Deliberations at seminars and in visual performances and shows put up at venues confirm the belief that everything is possible by divyang artists. They have time and again exhibited the highest expressions of human creativity. They have a right to live with dignity and participate in all social, creative or recreational activities.

SAMBHAV 2018 will be inaugurated by former chief justice Dipak Misra at the India International Centre, New Delhi, on November 2. The three-day event will have divyang artists from 18 countries performing on stage.

The benefits of dance and music therapy are well-documented. Classical Odissi dance and Hindustani classical music taught in an inclusive environment have produced positive results. Divyang students who came to the ALPANA institute in 2003 were, at that point in time, unable to even stand erect and walk in a straight line, let alone perform a choreographed dance piece. Now they perform all over the country and also abroad.

When one watches their performances on stage, it would be difficult to notice any disability in their mood-linked facial expressions or the complicated Odissi postures of the dance theme. Many divyang artists have received diplomas after passing the rigorous syllabus-based examinations in classical dance and music of the Akhil Bharatiya Gandharva Mandal.

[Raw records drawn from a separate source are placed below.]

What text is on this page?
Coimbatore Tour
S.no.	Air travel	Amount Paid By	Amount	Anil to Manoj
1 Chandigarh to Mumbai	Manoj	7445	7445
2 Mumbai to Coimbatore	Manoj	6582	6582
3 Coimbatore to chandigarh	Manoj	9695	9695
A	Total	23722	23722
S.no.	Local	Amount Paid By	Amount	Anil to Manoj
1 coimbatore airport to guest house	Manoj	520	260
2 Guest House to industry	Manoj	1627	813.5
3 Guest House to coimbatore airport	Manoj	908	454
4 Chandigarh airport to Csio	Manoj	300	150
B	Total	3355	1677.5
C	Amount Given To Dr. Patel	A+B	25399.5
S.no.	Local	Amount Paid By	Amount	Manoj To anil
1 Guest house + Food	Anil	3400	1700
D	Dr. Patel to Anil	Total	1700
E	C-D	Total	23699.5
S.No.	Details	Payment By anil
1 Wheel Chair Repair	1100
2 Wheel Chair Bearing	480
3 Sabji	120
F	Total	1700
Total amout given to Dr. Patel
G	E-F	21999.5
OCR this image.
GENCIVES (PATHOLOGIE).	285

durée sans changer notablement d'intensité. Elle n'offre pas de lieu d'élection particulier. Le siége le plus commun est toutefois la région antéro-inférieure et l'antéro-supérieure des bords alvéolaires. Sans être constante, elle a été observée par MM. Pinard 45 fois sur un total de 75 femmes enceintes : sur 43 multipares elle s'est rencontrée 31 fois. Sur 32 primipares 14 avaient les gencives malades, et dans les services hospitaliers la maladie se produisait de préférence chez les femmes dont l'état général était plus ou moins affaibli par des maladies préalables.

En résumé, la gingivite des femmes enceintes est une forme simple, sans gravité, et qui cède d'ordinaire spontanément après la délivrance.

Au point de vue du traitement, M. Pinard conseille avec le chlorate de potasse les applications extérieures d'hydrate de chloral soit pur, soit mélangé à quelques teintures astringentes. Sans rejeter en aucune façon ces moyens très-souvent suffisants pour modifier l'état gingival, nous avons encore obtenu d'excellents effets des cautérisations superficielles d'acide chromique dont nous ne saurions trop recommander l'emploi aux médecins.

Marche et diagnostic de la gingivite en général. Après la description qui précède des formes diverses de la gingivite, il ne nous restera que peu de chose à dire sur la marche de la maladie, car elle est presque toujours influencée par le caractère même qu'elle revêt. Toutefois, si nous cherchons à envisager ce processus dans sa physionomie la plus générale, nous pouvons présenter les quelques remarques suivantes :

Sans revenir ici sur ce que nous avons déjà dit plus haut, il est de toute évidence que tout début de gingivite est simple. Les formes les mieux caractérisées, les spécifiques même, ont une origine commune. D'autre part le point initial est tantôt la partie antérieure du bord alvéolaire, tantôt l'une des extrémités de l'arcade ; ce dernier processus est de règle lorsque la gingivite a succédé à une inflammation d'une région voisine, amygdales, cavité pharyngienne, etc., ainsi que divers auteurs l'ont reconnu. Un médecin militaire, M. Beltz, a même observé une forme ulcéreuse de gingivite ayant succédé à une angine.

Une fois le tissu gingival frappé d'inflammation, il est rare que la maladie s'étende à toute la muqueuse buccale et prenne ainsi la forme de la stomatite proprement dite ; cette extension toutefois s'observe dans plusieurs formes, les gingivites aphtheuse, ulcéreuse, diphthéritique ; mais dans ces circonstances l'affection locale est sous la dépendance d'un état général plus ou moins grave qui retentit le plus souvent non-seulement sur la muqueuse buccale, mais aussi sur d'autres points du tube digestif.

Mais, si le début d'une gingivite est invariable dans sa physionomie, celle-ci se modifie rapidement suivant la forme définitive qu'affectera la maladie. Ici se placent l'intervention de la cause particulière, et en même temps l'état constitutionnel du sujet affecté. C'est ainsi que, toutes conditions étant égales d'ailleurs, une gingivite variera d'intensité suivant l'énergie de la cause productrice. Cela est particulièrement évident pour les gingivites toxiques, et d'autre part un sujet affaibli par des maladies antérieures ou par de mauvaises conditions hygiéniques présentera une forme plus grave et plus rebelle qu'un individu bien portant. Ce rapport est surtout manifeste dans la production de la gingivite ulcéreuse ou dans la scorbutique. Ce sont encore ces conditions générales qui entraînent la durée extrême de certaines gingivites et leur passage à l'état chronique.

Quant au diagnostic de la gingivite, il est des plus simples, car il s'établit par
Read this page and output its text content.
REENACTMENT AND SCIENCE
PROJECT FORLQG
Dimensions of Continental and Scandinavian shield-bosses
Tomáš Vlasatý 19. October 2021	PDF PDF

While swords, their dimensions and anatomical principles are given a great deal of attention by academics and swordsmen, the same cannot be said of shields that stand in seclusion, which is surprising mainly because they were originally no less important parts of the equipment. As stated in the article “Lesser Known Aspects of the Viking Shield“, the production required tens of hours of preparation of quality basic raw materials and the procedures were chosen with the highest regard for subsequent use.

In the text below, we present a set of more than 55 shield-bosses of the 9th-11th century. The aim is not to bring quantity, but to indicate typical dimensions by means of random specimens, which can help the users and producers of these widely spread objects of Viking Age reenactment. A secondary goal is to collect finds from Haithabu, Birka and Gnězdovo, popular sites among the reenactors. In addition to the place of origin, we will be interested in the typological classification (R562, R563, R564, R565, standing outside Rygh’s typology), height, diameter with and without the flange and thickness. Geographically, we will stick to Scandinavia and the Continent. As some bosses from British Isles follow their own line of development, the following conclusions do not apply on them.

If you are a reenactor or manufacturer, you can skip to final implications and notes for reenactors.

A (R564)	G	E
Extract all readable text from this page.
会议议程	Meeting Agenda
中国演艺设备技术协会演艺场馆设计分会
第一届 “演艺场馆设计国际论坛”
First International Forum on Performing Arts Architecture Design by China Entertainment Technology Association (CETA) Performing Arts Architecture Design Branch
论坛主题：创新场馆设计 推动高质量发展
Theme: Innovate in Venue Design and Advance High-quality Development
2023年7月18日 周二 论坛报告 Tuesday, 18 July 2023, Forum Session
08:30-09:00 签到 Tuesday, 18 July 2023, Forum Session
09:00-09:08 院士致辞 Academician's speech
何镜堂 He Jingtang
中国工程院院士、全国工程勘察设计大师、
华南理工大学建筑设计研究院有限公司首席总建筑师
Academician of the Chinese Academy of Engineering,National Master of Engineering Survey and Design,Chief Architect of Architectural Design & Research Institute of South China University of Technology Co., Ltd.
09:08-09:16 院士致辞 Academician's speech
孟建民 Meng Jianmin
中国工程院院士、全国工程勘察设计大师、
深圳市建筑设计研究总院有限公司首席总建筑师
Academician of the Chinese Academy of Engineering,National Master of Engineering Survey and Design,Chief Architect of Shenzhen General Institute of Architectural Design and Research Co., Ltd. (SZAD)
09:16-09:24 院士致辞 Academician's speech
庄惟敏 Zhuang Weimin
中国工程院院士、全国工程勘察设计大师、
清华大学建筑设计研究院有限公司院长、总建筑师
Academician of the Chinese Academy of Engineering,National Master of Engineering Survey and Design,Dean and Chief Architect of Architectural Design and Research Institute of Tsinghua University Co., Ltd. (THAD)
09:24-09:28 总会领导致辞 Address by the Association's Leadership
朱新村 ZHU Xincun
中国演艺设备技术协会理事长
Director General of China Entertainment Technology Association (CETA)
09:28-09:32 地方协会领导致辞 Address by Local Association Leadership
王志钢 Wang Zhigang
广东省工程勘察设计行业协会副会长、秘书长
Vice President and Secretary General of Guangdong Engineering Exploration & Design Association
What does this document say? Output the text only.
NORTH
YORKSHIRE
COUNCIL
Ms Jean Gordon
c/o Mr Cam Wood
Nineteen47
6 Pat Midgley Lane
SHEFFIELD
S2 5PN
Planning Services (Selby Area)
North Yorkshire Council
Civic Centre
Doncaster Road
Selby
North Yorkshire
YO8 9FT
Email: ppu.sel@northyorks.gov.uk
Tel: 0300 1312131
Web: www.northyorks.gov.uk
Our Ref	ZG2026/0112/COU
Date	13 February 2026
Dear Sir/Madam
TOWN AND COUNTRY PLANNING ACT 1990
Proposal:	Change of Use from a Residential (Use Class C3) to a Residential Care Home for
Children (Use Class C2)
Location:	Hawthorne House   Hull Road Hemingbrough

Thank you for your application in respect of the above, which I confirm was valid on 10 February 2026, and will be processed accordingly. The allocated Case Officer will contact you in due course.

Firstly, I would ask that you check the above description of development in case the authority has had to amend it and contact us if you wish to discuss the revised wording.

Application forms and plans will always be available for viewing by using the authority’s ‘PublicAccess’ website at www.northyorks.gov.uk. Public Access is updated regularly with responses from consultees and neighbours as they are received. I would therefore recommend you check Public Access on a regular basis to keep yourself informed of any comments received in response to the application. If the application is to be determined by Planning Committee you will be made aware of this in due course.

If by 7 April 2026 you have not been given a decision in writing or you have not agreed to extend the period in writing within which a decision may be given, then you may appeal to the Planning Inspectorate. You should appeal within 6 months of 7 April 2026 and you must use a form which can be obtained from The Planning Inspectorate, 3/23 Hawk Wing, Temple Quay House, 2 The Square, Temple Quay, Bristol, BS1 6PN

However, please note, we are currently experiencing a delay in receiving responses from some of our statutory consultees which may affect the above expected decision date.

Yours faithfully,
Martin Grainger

Most importantly, through their special abilities in dance, music and crafts, these special artists have been able to create space for self-empowerment, which is not just defined by the disability they have. In other words, their efforts have helped in developing confidence and self-respect for special artists. This has led to their families, friends and wider social circle change their views - from perceiving them as a burden or as an unproductive member of society to realize that they were equal partners as dancers, musicians, teachers and managers.